C’è il ricordo di profondo dispiacere per una donna siriana dai piedi fasciati, rovinati dalla lunga marcia, che viene nella stanza degli indumenti per chiedere il nostro aiuto. Malgrado una lunga ricerca nel deposito generale non riusciamo a trovare gli stivali adatti, e lei è costretta a ripartire indossando solo delle ciabatte di spugna (di notte le temperature scendono già a 0° C!) eppure ci ringrazia con grande gentilezza.

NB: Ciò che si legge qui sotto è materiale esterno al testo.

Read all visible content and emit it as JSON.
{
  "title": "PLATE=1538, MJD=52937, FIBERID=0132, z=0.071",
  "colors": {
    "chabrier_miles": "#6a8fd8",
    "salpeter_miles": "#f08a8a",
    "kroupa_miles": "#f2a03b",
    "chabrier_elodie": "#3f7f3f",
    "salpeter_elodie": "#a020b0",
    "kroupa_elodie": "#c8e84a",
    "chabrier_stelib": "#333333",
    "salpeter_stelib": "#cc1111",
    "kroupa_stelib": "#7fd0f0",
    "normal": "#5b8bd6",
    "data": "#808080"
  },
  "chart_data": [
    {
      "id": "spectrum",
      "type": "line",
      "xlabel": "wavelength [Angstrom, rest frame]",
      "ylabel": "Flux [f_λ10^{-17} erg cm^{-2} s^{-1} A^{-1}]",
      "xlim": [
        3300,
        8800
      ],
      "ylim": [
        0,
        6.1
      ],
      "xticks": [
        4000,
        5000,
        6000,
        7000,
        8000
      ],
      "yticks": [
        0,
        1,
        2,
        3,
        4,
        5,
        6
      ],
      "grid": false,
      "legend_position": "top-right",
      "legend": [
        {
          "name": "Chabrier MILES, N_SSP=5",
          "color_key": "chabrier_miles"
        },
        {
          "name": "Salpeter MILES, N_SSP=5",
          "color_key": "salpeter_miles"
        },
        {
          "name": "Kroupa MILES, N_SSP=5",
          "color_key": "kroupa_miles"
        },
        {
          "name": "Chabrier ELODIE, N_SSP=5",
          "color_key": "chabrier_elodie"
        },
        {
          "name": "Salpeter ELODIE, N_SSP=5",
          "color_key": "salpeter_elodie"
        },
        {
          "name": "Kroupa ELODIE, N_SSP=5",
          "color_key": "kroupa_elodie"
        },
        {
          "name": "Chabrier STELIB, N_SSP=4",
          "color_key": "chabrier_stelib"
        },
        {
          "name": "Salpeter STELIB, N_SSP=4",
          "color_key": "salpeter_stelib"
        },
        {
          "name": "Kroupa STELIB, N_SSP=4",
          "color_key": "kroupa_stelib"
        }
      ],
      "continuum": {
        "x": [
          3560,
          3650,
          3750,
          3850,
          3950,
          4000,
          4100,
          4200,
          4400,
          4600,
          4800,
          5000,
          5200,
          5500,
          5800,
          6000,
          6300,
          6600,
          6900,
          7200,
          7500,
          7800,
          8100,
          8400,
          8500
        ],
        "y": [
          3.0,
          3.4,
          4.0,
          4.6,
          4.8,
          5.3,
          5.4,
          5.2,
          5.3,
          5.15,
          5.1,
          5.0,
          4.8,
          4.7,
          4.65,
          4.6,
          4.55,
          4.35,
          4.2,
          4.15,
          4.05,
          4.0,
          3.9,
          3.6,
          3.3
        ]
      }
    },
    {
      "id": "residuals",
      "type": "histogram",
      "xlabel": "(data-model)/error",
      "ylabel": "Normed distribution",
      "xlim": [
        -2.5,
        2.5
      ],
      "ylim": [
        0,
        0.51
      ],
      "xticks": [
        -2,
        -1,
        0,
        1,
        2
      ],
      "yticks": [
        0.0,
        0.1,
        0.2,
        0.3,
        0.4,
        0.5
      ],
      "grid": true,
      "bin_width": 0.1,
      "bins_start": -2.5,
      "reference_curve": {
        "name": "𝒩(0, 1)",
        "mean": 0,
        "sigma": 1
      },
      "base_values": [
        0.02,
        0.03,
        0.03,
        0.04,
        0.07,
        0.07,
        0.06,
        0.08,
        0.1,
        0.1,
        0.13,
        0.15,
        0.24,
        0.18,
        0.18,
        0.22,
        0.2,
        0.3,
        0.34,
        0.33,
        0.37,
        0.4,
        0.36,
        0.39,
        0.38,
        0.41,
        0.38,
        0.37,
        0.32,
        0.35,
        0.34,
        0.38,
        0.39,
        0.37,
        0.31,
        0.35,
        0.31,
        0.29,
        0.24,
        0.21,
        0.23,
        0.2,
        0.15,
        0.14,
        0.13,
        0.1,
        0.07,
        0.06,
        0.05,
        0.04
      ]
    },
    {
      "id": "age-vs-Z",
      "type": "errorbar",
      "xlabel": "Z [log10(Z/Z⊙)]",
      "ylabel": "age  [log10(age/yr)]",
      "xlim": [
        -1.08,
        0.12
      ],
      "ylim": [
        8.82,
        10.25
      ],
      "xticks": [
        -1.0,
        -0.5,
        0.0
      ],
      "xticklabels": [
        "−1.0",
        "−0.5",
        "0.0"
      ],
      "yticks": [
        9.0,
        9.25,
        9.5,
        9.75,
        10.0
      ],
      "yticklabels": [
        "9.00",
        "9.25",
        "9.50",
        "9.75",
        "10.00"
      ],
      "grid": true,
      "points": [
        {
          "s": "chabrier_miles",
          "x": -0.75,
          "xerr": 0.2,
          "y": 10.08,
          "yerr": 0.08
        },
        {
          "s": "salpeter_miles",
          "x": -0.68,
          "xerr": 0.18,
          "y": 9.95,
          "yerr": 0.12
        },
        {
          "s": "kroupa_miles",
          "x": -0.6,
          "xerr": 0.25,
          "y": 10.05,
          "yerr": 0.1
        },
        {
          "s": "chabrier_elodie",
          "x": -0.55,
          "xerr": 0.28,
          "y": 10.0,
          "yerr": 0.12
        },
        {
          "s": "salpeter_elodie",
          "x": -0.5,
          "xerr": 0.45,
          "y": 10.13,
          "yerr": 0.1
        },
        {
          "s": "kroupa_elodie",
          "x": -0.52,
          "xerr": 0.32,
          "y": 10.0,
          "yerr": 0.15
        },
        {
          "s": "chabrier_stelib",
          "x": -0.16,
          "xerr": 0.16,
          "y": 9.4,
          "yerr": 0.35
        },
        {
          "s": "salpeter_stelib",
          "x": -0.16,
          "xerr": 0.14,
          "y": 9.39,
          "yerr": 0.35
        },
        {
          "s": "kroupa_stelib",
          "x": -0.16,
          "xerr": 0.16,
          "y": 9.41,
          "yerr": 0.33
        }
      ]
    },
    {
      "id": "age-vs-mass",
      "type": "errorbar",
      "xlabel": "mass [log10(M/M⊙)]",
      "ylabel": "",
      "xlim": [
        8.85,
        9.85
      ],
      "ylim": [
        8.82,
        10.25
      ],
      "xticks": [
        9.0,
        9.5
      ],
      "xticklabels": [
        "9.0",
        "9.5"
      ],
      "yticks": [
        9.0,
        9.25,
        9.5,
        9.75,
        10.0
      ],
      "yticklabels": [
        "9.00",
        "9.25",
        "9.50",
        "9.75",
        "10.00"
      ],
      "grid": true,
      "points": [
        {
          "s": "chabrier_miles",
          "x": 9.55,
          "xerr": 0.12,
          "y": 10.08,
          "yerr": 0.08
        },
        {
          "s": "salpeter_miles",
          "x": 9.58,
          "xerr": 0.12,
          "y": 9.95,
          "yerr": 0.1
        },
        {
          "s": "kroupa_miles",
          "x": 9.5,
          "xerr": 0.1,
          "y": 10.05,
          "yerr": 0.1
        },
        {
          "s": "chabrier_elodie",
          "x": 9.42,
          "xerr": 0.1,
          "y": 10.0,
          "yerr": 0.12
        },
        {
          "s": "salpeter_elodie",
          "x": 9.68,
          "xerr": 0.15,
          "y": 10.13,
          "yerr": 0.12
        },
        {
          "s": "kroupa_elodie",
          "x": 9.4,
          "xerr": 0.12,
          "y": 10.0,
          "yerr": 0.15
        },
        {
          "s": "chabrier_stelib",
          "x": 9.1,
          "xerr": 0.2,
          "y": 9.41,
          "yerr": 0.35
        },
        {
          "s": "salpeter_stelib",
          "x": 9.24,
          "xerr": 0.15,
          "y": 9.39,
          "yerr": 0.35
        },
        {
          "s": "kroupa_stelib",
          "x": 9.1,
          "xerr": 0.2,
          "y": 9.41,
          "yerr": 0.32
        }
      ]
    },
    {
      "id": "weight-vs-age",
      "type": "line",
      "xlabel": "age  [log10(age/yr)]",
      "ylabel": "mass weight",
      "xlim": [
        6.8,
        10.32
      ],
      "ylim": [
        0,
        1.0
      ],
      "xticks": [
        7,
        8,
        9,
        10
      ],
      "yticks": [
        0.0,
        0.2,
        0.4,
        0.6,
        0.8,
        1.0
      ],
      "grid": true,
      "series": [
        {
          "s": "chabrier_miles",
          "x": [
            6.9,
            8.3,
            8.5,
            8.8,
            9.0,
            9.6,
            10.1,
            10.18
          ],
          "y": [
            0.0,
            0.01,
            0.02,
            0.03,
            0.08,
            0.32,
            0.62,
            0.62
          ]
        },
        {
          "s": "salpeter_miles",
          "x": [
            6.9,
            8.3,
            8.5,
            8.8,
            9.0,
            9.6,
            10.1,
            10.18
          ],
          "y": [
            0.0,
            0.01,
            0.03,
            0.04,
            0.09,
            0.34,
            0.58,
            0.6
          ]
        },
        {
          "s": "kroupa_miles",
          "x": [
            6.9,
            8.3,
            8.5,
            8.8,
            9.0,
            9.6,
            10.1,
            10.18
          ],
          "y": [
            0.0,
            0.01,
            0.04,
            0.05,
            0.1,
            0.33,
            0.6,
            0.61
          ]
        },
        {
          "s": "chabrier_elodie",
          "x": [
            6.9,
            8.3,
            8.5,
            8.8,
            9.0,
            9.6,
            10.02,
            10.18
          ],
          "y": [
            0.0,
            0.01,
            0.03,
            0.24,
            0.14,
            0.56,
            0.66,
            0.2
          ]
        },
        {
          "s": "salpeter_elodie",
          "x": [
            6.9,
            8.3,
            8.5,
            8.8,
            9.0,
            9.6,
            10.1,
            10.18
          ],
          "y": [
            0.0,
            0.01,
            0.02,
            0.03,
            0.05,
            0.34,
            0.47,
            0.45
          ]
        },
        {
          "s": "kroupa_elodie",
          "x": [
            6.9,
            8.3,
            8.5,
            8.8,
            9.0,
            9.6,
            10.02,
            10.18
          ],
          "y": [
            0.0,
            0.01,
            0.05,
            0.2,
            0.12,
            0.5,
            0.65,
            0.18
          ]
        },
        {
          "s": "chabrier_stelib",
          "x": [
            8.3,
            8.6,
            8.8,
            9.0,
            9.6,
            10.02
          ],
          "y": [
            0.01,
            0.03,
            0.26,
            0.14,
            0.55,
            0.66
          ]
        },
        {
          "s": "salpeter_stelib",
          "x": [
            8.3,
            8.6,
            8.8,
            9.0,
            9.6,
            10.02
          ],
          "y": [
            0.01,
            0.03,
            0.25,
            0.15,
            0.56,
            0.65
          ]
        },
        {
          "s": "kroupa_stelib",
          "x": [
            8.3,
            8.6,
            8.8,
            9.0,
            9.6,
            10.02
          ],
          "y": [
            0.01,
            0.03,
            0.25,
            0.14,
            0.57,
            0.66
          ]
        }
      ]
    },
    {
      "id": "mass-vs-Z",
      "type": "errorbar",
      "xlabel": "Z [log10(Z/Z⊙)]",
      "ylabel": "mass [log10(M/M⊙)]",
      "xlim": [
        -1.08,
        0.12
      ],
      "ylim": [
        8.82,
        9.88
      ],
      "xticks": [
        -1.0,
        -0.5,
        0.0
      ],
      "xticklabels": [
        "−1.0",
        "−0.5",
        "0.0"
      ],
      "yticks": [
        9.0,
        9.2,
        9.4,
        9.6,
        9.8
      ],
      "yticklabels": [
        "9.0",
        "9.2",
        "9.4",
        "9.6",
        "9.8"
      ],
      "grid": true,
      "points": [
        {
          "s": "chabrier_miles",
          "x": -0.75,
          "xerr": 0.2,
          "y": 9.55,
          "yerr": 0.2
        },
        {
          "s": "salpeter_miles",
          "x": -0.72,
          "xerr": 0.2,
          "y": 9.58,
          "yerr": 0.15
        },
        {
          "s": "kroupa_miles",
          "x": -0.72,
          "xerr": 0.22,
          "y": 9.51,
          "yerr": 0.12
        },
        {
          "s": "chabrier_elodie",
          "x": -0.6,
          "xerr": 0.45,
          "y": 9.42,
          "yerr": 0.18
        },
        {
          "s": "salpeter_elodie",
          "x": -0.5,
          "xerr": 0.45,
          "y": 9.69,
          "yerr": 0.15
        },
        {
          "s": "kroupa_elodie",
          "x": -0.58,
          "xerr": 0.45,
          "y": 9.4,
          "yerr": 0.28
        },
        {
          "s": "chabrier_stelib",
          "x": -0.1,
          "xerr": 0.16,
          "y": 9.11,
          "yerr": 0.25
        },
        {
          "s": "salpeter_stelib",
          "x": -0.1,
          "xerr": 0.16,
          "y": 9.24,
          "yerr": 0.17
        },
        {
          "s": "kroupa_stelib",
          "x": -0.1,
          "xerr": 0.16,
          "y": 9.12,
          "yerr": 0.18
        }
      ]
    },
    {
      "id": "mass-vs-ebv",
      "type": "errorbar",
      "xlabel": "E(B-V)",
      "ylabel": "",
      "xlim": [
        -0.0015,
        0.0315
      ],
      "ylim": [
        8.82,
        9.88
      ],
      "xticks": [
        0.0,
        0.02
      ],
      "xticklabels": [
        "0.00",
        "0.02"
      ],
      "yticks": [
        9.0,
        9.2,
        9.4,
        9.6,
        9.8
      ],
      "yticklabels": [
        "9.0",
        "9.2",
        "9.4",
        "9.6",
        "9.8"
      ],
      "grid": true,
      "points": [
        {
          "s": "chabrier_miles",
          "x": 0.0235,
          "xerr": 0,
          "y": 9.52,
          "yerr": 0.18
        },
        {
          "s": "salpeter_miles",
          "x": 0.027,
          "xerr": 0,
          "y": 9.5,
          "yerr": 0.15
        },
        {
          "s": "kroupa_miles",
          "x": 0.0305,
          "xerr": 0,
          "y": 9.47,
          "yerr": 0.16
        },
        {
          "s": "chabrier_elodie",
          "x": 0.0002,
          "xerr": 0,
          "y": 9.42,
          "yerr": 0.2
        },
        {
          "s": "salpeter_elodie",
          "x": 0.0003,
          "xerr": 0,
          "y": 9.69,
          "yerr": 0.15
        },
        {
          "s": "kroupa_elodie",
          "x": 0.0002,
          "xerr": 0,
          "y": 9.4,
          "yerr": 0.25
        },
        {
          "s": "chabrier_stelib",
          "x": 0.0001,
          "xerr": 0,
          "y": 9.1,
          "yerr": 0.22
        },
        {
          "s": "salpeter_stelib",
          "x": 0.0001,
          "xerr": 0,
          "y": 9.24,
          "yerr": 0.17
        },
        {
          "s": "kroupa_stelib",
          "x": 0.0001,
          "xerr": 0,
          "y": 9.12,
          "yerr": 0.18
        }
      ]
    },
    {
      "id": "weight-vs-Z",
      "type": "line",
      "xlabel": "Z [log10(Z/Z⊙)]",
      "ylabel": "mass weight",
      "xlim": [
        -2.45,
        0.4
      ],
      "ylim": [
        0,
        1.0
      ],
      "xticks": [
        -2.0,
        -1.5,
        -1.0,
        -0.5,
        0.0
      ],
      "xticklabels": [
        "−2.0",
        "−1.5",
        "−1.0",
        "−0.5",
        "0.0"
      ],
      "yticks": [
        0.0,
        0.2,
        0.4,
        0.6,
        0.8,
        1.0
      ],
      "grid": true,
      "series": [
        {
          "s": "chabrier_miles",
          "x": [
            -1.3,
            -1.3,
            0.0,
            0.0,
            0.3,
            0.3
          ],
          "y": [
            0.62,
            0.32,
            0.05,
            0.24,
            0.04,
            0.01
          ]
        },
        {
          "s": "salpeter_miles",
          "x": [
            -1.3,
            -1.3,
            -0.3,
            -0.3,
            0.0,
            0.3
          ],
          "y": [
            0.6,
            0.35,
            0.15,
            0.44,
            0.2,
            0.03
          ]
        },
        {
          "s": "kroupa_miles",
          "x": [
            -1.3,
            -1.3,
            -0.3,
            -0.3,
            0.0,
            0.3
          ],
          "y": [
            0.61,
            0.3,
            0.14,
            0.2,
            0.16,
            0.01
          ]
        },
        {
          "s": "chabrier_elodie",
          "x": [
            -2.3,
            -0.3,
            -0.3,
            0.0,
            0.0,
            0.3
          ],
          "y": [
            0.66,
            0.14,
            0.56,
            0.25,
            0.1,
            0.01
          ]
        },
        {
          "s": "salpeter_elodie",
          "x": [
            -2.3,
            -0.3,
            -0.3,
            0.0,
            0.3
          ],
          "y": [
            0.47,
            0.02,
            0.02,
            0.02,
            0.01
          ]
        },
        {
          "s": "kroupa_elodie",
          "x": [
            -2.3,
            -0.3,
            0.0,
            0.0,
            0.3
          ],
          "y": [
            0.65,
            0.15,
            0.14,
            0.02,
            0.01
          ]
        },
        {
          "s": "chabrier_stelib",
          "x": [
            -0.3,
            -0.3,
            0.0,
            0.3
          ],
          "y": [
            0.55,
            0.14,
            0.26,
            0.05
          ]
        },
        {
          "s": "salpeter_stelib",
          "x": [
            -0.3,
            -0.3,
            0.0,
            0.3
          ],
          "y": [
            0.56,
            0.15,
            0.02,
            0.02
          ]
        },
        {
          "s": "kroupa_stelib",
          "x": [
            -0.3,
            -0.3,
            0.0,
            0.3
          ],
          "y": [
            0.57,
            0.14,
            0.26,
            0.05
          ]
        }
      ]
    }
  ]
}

In Italia, come in Germania, ogni giorno migliaia di volontari di Caritas, Croce Rossa e altre organizzazioni Onlus possono raccontare storie simili a queste, e anche se a volte l’impegno diventa pesante e non tutti gli incontri sono positivi, se una parte dell’opinione pubblica, strumentalizzando azioni terroristiche e confondendo vittime e colpevoli, si esprime contraria all’accoglienza – andiamo avanti, la direzione è giusta!